Refer to extension/extension_config_local.cmake
or the other *.cmake
files and make sure you add DONT_LINK to the problematic extension.
tools/pythonpkg/duckdb_extension_config.cmake
contains the default list of extensions built for the python package
Anything that is linked that is not listed there should be considered problematic.
Clang-tidy and CMakeLists
The pythonpkg does not use the CMakeLists for compilation, for that it uses pip and package_build.py
mostly.
But we still have CMakeLists in the pythonpkg, for tidy-check and intellisense purposes.
For this reason it might not be instantly apparent that the CMakeLists are incorrectly set up, and will only result in a very confusing CI failure of TidyCheck.
To prevent this, or to help you when you encounter said CI failure, here are a couple of things to note about the CMakeLists in here.
The pythonpkg depends on PythonLibs
, and pybind11
, for some reason PythonLibs
can not be found by clang-tidy when generating the compile_commands.json
file
So the reason for clang-tidy failing is likely that there is no entry for a file in the compile_commands.json
, check the CMakeLists to see why cmake did not register it.
Helpful information:
clang-tidy
is not a standard binary on MacOS, and can not be installed with brew directly (doing so will try to install clang-format, and they are not the same thing)
Instead clang-tidy is part of llvm
, so you'll need to install that (brew install llvm
), after installing llvm you'll likely have to add the llvm binaries folder to your PATH variable to use clang-tidy
For example:
export PATH="$PATH:/opt/homebrew/Cellar/llvm/15.0.2/bin"

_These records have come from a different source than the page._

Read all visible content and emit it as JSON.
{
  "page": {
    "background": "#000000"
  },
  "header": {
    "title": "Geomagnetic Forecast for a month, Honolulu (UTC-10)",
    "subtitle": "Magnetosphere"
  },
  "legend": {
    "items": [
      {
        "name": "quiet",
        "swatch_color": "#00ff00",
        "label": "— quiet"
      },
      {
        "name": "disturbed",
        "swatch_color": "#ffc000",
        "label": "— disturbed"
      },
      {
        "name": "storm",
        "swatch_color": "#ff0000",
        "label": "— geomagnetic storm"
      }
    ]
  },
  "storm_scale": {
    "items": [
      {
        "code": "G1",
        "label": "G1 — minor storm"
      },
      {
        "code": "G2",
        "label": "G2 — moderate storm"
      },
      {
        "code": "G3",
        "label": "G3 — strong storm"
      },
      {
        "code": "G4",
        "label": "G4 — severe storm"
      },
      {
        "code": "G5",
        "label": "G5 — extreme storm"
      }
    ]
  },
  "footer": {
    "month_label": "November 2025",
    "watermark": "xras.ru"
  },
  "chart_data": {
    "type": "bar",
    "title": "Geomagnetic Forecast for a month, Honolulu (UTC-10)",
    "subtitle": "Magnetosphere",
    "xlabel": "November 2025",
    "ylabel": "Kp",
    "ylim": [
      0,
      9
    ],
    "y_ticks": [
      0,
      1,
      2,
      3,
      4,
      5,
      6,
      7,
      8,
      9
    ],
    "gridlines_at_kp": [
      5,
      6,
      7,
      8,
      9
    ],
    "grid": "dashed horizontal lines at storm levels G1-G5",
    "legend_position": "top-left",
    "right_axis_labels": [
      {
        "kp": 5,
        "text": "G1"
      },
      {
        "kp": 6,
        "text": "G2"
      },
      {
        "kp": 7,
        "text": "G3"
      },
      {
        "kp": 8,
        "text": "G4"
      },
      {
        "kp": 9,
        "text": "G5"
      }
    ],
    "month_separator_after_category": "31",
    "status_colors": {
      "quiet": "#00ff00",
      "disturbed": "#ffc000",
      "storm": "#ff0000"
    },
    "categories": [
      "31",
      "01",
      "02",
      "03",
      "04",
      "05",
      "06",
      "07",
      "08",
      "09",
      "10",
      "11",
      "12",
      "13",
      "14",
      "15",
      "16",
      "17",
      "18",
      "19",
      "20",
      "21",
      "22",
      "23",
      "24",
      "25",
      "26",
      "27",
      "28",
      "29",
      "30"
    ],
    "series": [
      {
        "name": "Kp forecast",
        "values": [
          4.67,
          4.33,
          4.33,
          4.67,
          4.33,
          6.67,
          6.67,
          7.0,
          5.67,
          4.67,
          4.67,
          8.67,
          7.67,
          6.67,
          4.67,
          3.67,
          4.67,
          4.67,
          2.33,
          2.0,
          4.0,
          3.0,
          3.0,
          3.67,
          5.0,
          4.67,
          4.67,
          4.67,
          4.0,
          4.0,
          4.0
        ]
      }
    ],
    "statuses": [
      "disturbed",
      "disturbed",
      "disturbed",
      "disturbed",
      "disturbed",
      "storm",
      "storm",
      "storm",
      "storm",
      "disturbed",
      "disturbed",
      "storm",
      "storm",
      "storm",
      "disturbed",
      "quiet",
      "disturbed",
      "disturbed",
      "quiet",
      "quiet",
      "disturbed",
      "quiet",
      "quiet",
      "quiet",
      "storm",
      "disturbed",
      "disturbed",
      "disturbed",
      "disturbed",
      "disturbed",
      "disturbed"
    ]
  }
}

What are py::objects and a py::handles??
These are classes provided by pybind11, the library we use to manage our interaction with the python environment.
py::handle is a direct wrapper around a raw PyObject* and does not manage any references.
py::object is similar to py::handle but it can handle refcounts.
I say can because it doesn't have to, using py::reinterpret_borrow<py::object>(...)
we can create a non-owning py::object, this is essentially just a py::handle but py::handle can't be used if the prototype requires a py::object.
py::reinterpret_steal<py::object>(...)
creates an owning py::object, this will increase the refcount of the python object and will decrease the refcount when the py::object goes out of scope.
When directly interacting with python functions that return a PyObject*
, such as PyDateTime_DATE_GET_TZINFO
, you should generally wrap the call in py::reinterpret_steal
to take ownership of the returned object.